The National Transportation Safety Board’s Oct. 8 release of documents related to its FIU bridge collapse investigation raises questions but provides no definitive conclusions about why the partially built structure suddenly crashed to the ground on March 15, 2018, killing six. The last official word on the cause of the fatal collapse will have to await the agency’s final report, scheduled to be released on Oct. 22.
However, notable among the Oct. 8 release of interview transcripts, newly released photos and dozens of other items are two separate reports submitted by the project’s lead contractor, MCM, and the bridge’s design engineer, FIGG Bridge Engineers. The respective “party submission” reports, provided to NTSB as part of the agency’s investigatory process, offer dueling accounts, with each pointing responsibility at the other party.
For example, FIGG asserts that contractors failed to communicate specifics of cracking on the bridge structure. MCM’s report to NTSB counters that argument with details of emails and other communications to FIGG—and other project team members—noting the cracking’s severity.

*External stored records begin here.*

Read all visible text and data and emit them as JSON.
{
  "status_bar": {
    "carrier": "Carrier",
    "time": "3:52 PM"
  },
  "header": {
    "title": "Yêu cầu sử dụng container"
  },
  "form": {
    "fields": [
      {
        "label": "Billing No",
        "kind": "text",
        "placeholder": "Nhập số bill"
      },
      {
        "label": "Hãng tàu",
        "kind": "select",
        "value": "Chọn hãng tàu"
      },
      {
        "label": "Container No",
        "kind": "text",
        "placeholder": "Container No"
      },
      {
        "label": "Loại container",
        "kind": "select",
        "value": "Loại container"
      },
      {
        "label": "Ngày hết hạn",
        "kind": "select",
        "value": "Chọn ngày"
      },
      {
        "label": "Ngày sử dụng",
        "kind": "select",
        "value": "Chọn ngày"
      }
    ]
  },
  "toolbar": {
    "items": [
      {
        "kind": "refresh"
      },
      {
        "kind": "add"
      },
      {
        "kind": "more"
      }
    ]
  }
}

In an Oct. 8 press release, FIGG touted the conclusions reached by Wiss, Janney, Elstner Associates (WJE)—whom FIGG hired—that the collapse resulted from “a failure by contractors to conform to the final bridge design plans and comply with state of Florida construction requirements.”
The Tallahassee, Fla.-based bridge engineer specified that the “probable cause,” based upon WJE’s findings, was that “the construction joint at the north end of the main span between the truss members and the bridge deck was not roughened as required.”
FIGG added, “This failure to meet the construction specification requirements was not noticed by either the contractor’s quality control personnel or by the construction inspectors under contract to FIU.”
Critically, FIGG asserts that MCM and other firms on site had become aware of changes in the cracks that were occurring on the bridge in the days preceding the collapse, but failed to communicate these developments to FIGG personnel.
“There is no indication that MCM, BPA (Bolton, Perez & Associates) or other project participants who were on-site during this time actively observing the cracking expressed concern with the safety of the span suspended over SW 8th Street or suggested that the road should be closed until the situation was resolved,” FIGG’s report states.
Account Disputed By MCM Submission
Contacted by ENR, MCM did not offer a further statement but instead pointed to its own submission to the NTSB, which rebuts FIGG’s version of events with extensive details of its communications to the bridge designer.
For example, days before the collapse, MCM reports emailing new photos of the cracking to FIGG, along with this message: “Following our previous emails regarding the noted cracks, and as witnessed on site by FIGG as part of the movement/erection support, attached please find photos depicting the cracks developed prior [to] and post [of] the span 1 erection and/or destressing of truss members 2 and 11.
“It is our opinion,” the MCM email continued, “that some of these cracks are rather large and/or of concern; therefore, please review and comment as promptly as possible and advise if there is a required course of action to remedy or address these right away.”
MCM further asserts to NTSB that FIGG’s design manager, Dwight Dempsey, communicated back to the contractor that the engineer “did not see this as a safety issue.”
Minutes of a FIGG-led meeting held on-site the morning of the collapse, released by FDOT in May, back up MCM’s contention that the bridge’s designers saw “no safety concern” from the cracks. The record of that March 15 meeting showed, for example, that a slide from FIGG’s presentation stated: “After about an hour of review and evaluation, FIGG had conducted sufficient supplemental/independent computations to conclude that there is not any concern with safety of the span suspended over the road.”
Nevertheless, citing the analysis by WJE, FIGG contends that the blame rests squarely with construction contractors, stating: "Contrary to incomplete prior accident updates, the design of the UniversityCity Pedestrian Bridge at Florida International University was neither the proximate cause, nor a contributing cause, of the construction accident. If, however, the various parties constructing the bridge, inspecting the construction, or moving the bridge into position, fail to comply with (plans, specifications, and requirements), then even a safe design will be compromised.”
The NTSB is scheduled to release its report on the tragedy’s probable cause in a public meeting to be held at 9:30 a.m. on Oct. 22. The meeting will be available via live webcast.